Сама клятва верности была всего лишь традицией, но на принесение её ушло больше часа. Каждому из присутствующих нужно было подойти, предстать перед князем и произнести текст:
" Я, нижепоименованный, обещаюсь и клянусь Всемогущим Богом пред Святым Его Евангелием в том, что хочу и должен Княжескому Сиятельству, своей истинной и природной Всемилостивейшему Великому Князю Кириллу Ивановичу верно и нелицемерно служить и во всем повиноваться, не щадя живота своего, до последней капли крови, а все к Высокому Его Сиятельству силе и власти принадлежащие права и преимущества, узаконенные и впредь узаконяемые, по крайнему разумению, силе и возможности предостерегать и оборонять, и при том по крайней мере стараться споспешествовать все, что Его Сиятельства верной службе и пользе государственной во всех случаях касаться может.
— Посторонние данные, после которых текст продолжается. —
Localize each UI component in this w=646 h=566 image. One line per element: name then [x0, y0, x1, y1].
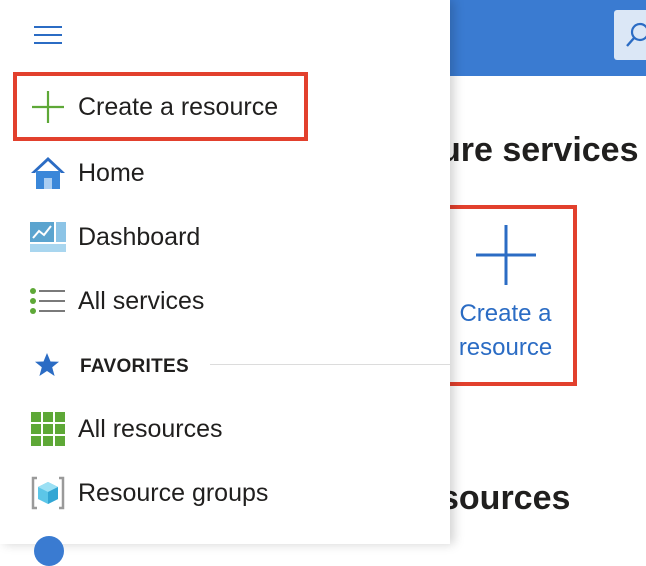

Об ущербе же Его Княжеского интереса, вреде и убытке, как скоро о том узнаю, не токмо благовременно объявлять, но и всякими мерами отвращать буду, и всякую вверенную тайность крепко хранить буду, и поверенный и положенный на мне чин, как по сей генеральной, так и по особливой, определенной и от времени до времени Его Княжеским Сиятельства Именем от предустановленных надо мною начальников определяемым инструкциям и регламентам и указам надлежащим образом по совести своей исправлять, и для своей корысти, свойства, дружбы и вражды противно должности своей и присяге не поступать, как верному Его Княжескому Сиятельству подданному благопристойно есть и надлежит, и как я перед Богом и Судом Его Страшным в том всегда ответ дать могу, как суще мне Господь Бог душевно и телесно да поможет. В заключение же сей моей клятвы целую Слова и Крест Спасителя моего. Аминь'
Так как не все могли запомнить подобную клятву, то её записали на листке бумаги и передавали из рук в руки. Меня сия участь миновала, как и Ермака с Годуновым. Никто не косился, не шептался, все знали, что мы государевы люди и здесь только в помощь. Не навсегда…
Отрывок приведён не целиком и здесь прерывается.